The tax department is likely to calculate the fair market value (FMV) of unlisted shares by the net asset value method for computing capital gains tax arising out of the transfer of such shares.
The government has proposed in the budget that the tax department would compute capital gains from transfer of unlisted shares at less at the selling price or fair market value (FMV), whichever is higher, and that it would come out with the method for calculation of fair market value.
According to some tax experts, tax and revenue officials have hinted that the main objective of inserting this section in the Income Tax Act is to target sale of properties at undervalued prices though the company structure, and that they would use the net asset value to calculate FMV instead of the discounted cash flow (DCF) method.
The net asset value is expected to reflect the fair market value of the property. If the fair market value is calculated by the DCF method that would have led to many litigations because DCF method of calculation is very subjective, thus giving discretionary power in the hands of tax officials, who may contest the fair market value of the shares calculated by a company for sale of shares.
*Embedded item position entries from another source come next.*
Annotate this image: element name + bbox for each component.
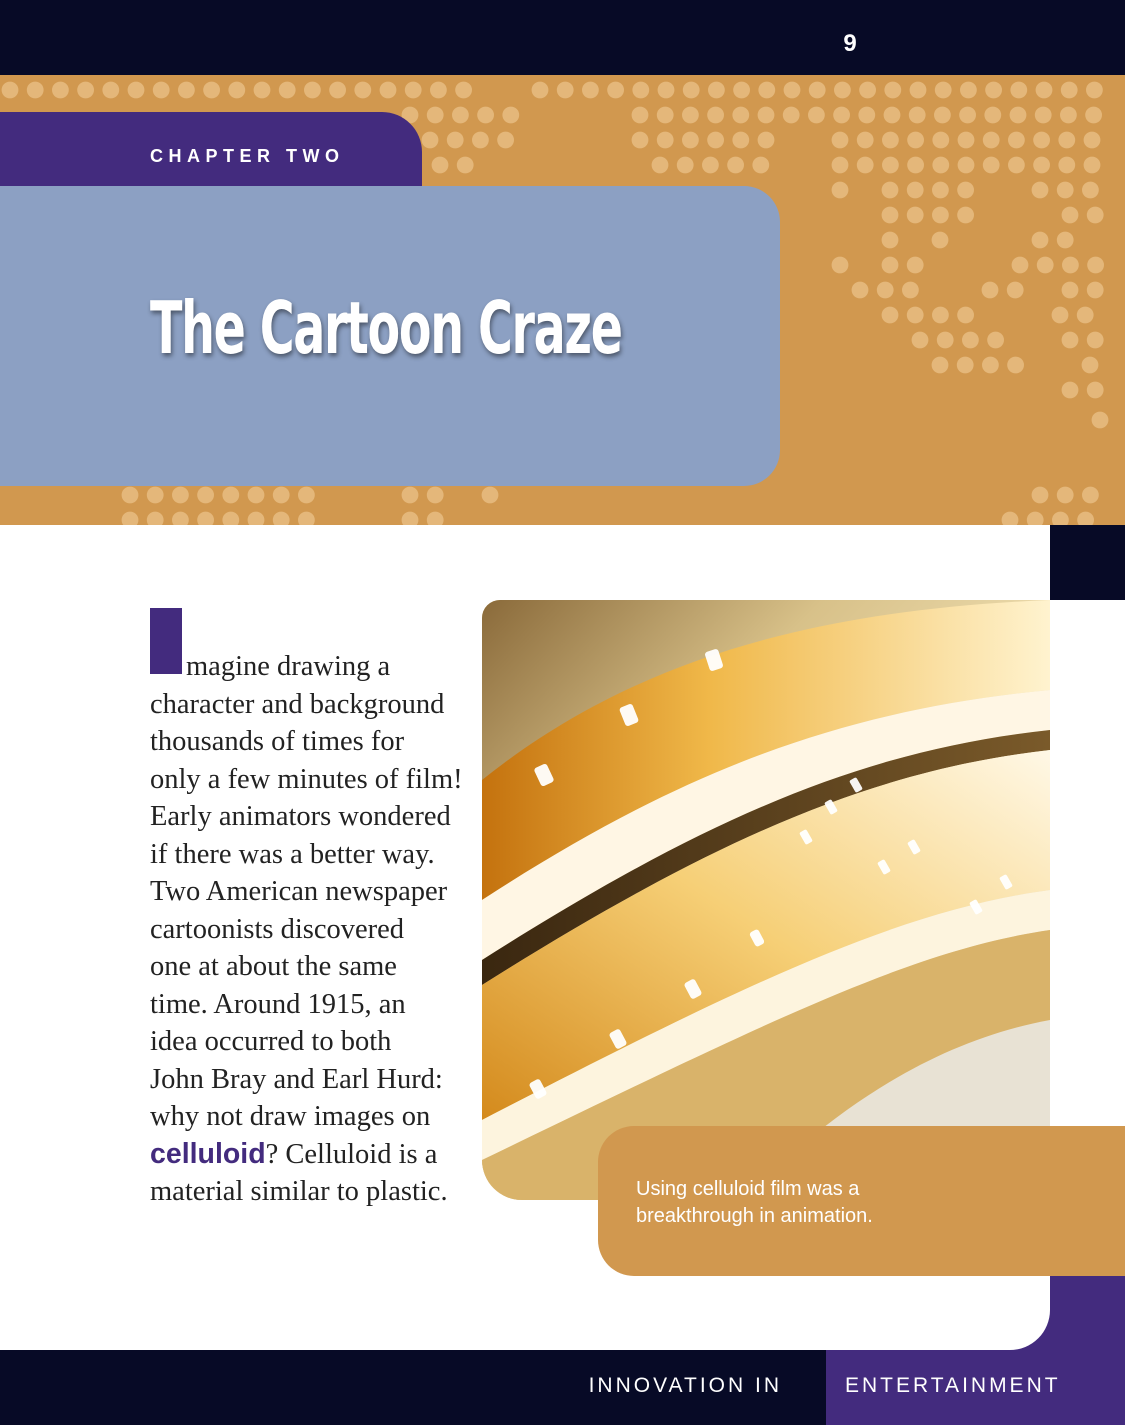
body-line: Two American newspaper [150, 876, 448, 907]
body-line: celluloid? Celluloid is a [150, 1136, 470, 1174]
chapter-label: CHAPTER TWO [150, 146, 345, 166]
side-accent-navy [1050, 525, 1125, 600]
page-number: 9 [843, 30, 857, 57]
body-line: Early animators wondered [150, 801, 451, 832]
body-line: one at about the same [150, 951, 397, 982]
figure-caption: Using celluloid film was a breakthrough … [636, 1178, 873, 1227]
body-line: if there was a better way. [150, 838, 435, 870]
body-line: time. Around 1915, an [150, 988, 406, 1020]
series-title-right: ENTERTAINMENT [845, 1374, 1061, 1397]
body-line: cartoonists discovered [150, 913, 405, 945]
body-line: character and background [150, 688, 445, 720]
body-line: magine drawing a [186, 651, 391, 682]
top-bar [0, 0, 1125, 75]
film-illustration [482, 600, 1050, 1200]
body-line: only a few minutes of film! [150, 763, 463, 795]
body-line-rest: ? Celluloid is a [265, 1138, 438, 1170]
series-title-left: INNOVATION IN [588, 1374, 782, 1397]
body-line: John Bray and Earl Hurd: [150, 1063, 443, 1095]
film-reel-photo [482, 600, 1050, 1200]
body-paragraph: magine drawing a character and backgroun… [150, 648, 470, 1211]
body-line: material similar to plastic. [150, 1176, 448, 1207]
glossary-term[interactable]: celluloid [150, 1138, 266, 1170]
body-line: why not draw images on [150, 1101, 431, 1132]
body-line: idea occurred to both [150, 1026, 392, 1057]
page-title: The Cartoon Craze [150, 286, 623, 370]
body-line: thousands of times for [150, 726, 405, 757]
As per the budget announcement, "If the consideration received a result of the transfer by shares of an unlisted company is less than the fair market value of such share determined in such manner as may be prescribed, the value so determined should, for the purpose of computation of capital gains, be deemed to be the full value of consideration received or accruing as a result of such transfer."
This announcement came as a major dampener for unlisted companies especially the start-ups where a lot of deals takes place and promoters, private equity investors and venture capital funds keep selling their stakes.